Cap both the fatigue accrued for a single jump and the reactivation timer at 3 hours. Pause the fatigue timer while on reactivation timer. Reduce the base fatigue for a single jump somewhat to compensate for the "paused" timer while on jump cooldown.

This makes the system less punitive and more predictable than current mechanics, making travel fleets more manageable.

Double the rate off fatigue decay while docked in a Sovereignty Index 5 system held by the pilot's own alliance, thereby giving alliances that live and stage in their own space an incentive to do so, and increased power projection within that space.
Sexy Cakes
Have A Seat
#502 - 2016-03-31 12:02:33 UTC
Steelrattty wrote:
As a returning player who has played this game on and off for 11 years this is how I see fatigue.

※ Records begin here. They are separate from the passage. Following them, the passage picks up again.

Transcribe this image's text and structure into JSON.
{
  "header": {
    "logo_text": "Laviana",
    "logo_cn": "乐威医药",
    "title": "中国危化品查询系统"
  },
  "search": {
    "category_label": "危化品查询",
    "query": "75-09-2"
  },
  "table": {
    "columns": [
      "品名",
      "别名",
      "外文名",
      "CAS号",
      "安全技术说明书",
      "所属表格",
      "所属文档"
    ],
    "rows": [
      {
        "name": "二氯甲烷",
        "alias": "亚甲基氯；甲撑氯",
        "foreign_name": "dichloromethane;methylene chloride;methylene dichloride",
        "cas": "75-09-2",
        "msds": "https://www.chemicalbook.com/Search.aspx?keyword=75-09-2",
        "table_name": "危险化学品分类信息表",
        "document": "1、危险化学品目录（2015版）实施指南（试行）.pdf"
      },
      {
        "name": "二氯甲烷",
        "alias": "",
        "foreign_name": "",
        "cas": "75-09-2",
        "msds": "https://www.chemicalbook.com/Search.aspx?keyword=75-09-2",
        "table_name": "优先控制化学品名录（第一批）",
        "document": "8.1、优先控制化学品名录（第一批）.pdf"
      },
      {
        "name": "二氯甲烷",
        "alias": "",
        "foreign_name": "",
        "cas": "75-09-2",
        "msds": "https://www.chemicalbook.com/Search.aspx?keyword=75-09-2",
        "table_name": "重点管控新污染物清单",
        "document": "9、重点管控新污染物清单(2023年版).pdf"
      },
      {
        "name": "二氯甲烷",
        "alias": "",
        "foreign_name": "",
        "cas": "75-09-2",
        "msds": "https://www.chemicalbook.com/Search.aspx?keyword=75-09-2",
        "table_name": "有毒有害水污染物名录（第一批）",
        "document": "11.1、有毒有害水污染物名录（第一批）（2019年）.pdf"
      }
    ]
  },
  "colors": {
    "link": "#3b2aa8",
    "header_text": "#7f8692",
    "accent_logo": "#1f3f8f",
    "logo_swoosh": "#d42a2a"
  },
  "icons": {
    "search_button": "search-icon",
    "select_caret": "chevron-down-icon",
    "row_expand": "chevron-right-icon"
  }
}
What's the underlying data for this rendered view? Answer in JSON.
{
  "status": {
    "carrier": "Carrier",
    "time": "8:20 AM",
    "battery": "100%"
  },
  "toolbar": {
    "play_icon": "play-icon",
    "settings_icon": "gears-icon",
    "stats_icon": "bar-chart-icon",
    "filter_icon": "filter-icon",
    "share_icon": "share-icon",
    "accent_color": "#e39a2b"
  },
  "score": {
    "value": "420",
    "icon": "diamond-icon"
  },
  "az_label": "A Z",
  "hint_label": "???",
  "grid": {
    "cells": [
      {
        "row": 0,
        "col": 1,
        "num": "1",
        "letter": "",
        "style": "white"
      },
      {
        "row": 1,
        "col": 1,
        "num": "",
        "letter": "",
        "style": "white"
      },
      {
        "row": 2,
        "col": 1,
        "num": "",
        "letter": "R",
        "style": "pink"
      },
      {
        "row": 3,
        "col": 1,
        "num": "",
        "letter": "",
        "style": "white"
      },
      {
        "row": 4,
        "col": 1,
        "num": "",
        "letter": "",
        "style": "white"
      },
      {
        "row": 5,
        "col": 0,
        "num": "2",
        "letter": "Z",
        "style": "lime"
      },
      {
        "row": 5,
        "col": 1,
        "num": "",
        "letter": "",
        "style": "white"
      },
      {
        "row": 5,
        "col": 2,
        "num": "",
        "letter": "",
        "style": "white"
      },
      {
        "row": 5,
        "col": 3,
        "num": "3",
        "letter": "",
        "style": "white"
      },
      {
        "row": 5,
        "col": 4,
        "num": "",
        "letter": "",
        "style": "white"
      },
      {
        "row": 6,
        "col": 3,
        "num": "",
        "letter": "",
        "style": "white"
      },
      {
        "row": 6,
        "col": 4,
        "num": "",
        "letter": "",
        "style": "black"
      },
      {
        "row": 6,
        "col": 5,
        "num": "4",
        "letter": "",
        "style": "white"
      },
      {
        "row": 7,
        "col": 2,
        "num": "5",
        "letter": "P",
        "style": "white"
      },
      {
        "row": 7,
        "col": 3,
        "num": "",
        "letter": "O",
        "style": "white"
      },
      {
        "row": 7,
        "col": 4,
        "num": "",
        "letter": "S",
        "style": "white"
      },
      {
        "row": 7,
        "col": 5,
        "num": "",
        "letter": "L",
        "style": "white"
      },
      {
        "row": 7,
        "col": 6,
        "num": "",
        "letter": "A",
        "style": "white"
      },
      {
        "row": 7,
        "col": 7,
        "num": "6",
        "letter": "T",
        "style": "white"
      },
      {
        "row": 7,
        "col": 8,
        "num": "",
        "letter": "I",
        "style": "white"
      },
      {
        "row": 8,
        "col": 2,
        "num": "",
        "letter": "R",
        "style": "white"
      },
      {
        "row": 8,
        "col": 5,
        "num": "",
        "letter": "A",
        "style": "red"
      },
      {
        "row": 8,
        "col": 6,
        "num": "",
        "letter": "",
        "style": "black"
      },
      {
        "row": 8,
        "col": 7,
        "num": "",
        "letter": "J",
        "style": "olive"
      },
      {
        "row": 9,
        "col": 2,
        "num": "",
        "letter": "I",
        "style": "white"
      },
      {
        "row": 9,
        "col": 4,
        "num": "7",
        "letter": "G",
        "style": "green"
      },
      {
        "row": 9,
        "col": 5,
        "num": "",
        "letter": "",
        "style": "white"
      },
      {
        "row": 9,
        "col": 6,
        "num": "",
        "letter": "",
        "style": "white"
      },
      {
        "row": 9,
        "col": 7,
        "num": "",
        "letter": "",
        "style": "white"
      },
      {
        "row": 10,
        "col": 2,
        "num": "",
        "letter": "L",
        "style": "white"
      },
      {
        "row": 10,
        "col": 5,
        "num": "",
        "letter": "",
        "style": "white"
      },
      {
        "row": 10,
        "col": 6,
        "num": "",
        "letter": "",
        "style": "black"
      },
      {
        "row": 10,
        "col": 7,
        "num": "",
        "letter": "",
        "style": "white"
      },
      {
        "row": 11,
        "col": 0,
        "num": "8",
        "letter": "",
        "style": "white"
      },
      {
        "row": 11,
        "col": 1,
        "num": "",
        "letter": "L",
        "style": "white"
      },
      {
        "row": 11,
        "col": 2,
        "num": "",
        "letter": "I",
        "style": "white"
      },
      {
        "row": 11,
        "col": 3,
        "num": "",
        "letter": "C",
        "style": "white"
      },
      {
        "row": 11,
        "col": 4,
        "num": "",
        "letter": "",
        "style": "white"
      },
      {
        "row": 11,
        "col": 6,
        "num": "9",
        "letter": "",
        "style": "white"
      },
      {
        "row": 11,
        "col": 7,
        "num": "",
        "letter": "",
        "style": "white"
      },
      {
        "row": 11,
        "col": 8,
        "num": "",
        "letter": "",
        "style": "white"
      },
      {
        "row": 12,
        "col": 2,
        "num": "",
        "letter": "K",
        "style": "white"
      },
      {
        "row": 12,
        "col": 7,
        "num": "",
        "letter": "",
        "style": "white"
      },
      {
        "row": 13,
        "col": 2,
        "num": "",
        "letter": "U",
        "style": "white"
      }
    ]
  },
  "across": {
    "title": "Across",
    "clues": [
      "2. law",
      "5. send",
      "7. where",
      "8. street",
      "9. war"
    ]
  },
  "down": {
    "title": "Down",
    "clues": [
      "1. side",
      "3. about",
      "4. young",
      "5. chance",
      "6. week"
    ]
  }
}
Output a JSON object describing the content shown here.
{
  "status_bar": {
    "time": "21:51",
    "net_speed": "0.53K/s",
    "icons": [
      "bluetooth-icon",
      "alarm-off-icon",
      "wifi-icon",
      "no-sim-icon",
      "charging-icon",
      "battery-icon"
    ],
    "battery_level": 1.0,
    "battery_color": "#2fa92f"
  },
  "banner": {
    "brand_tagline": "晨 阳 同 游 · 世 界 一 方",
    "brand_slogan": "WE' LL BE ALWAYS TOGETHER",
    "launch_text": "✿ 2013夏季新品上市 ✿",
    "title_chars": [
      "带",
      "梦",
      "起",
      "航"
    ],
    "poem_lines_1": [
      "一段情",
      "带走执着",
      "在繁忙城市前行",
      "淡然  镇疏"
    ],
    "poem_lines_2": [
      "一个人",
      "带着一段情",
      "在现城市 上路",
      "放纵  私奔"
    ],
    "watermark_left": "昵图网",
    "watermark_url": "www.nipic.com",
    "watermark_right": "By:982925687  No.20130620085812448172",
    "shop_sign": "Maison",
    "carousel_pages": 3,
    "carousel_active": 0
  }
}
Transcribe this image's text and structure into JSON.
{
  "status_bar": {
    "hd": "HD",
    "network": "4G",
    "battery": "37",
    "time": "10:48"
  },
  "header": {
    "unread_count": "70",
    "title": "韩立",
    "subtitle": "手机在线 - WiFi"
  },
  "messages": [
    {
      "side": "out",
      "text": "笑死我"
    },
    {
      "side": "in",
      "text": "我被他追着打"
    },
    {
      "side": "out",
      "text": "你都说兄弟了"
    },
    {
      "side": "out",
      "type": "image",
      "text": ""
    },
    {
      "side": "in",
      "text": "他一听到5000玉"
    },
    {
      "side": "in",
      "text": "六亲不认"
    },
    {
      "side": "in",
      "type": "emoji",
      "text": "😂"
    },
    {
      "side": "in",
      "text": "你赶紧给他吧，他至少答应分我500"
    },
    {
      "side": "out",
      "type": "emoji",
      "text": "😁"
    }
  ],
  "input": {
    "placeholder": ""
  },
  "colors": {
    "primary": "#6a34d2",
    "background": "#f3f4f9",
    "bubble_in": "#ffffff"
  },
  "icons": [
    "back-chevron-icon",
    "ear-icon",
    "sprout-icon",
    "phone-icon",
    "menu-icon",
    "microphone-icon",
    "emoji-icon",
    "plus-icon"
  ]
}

CCP implemented a change in order to promote the use of capitals by smaller entities without the fear of being in the near infinite reach of larger alliances super fleets.

Cool, why did you have to nerf jump freighters by association? its already enough of a pain to move assets in this game, why make it even harder?

Cool, why did you have to nerf black ops by association? its already hard enough to catch people with this 18,000km grid where people have a 9.5 second warning your cruiser is landing because of this dumb warp change combined with the large grid that you're landing on their grid. You had to nerf the ability to be mobile with black ops which was their only goddamn purpose in the context of the game.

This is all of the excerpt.